The general question is: what can we say about the set of all integers $c$ that can be written this way as an integer combination of $x$ and $y$? In particular must there be many such $c$ if we know that there is in particular one non-zero such $c$, or can it happen (for some $x,y$) that such a $c$ is unique?
The more specific question is: if there is one such combination $ax+by=c$, must there also exist a combination $a'x+b'y=c'$ where $a',b',c'$ are still non-zero integers and in addition $a',b'$ are coprime?
 A: Any given integer $c$ can be represented that way. Take $x=\frac{\pi}{4}=0.785...$, $y=1-\frac{\pi}{4}=0.214...$, $a=b=c$, then $ax+by=c$.
For fixed $x,y\in(0,1)$ irrational let $a,b,c$ non zero integers such that $ax+by=c$. For any integer k you then have $(ka)x+(kb)y=kc$, so the $a,b,c$ are not unique. 
Assume for certain irrational $x,y$ we have $2x+2y=1$, i.e. $x+y=\frac{1}{2}$ (take e.g. $x=\frac{\pi}{8},y=\frac{1}{2}-x$, then $x,y\in(0,1)$).

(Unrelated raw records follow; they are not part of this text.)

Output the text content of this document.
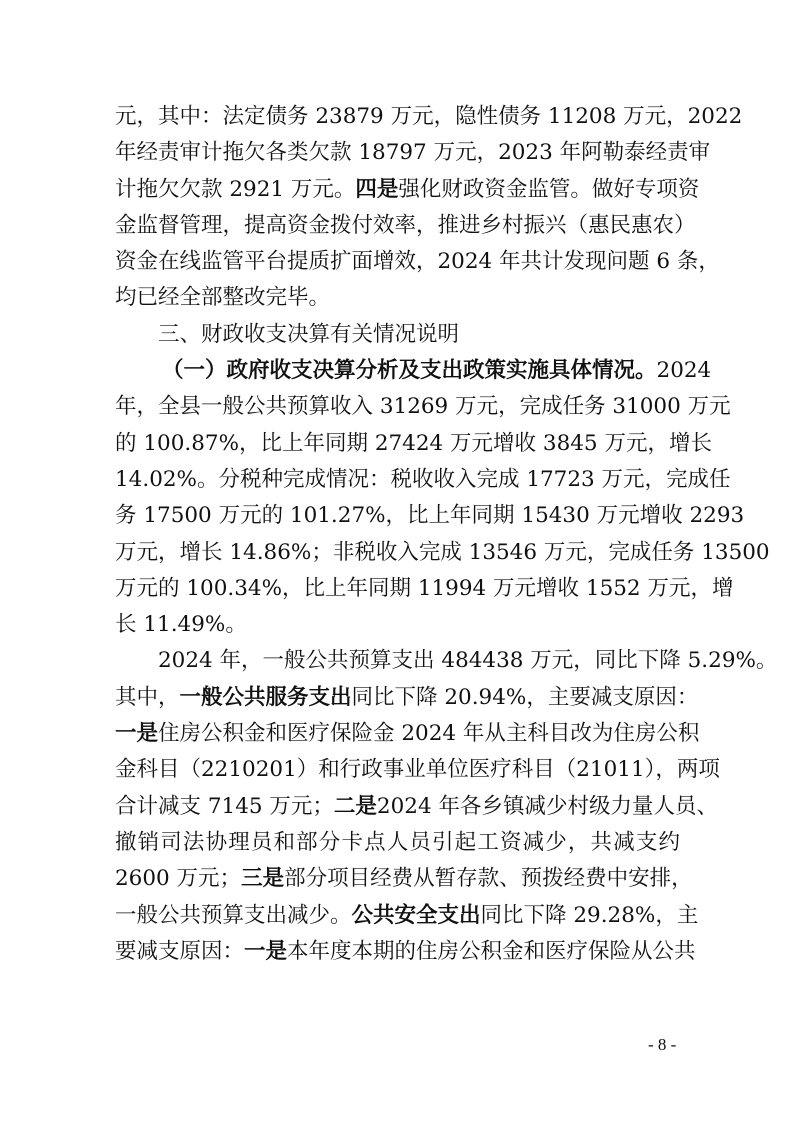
元，其中：法定债务 23879 万元，隐性债务 11208 万元，2022
年经责审计拖欠各类欠款 18797 万元，2023 年阿勒泰经责审
计拖欠欠款 2921 万元。四是强化财政资金监管。做好专项资
金监督管理，提高资金拨付效率，推进乡村振兴（惠民惠农）
资金在线监管平台提质扩面增效，2024 年共计发现问题 6 条，
均已经全部整改完毕。
三、财政收支决算有关情况说明
（一）政府收支决算分析及支出政策实施具体情况。2024
年，全县一般公共预算收入 31269 万元，完成任务 31000 万元
的 100.87%，比上年同期 27424 万元增收 3845 万元，增长
14.02%。分税种完成情况：税收收入完成 17723 万元，完成任
务 17500 万元的 101.27%，比上年同期 15430 万元增收 2293
万元，增长 14.86%；非税收入完成 13546 万元，完成任务 13500
万元的 100.34%，比上年同期 11994 万元增收 1552 万元，增
长 11.49%。
2024 年，一般公共预算支出 484438 万元，同比下降 5.29%。
其中，一般公共服务支出同比下降 20.94%，主要减支原因：
一是住房公积金和医疗保险金 2024 年从主科目改为住房公积
金科目（2210201）和行政事业单位医疗科目（21011），两项
合计减支 7145 万元；二是2024 年各乡镇减少村级力量人员、
撤销司法协理员和部分卡点人员引起工资减少，共减支约
2600 万元；三是部分项目经费从暂存款、预拨经费中安排，
一般公共预算支出减少。公共安全支出同比下降 29.28%，主
要减支原因：一是本年度本期的住房公积金和医疗保险从公共
- 8 -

We need to show that for any coprime non zero $a,b$ that $ax+by$ is no integer. Assume there would be such a non zero integer $c$ with $ax+by=c$, then $y=\frac{c-ax}{b}$, plugging that into our formula above and multiplying by $b$ gives $$b=2xb+2c-2ax=2x(b-a)+2c.$$ $a=b=1$ cannot holds since that would imply $c = \frac{1}{2}$. Similary $a=b=-1$ would imply $c=-\frac{1}{2}$. $-1\neq a=b\neq 1$ cannot be since $a$ and $b$ are coprime. So we have $b-a\neq 0$, hence $$x=\frac{b-2c}{2(b-a)}$$ which is a contradiction to $x$ being irrational. So there exists no $a,b,c$ non zero integer with $ax+by=c$.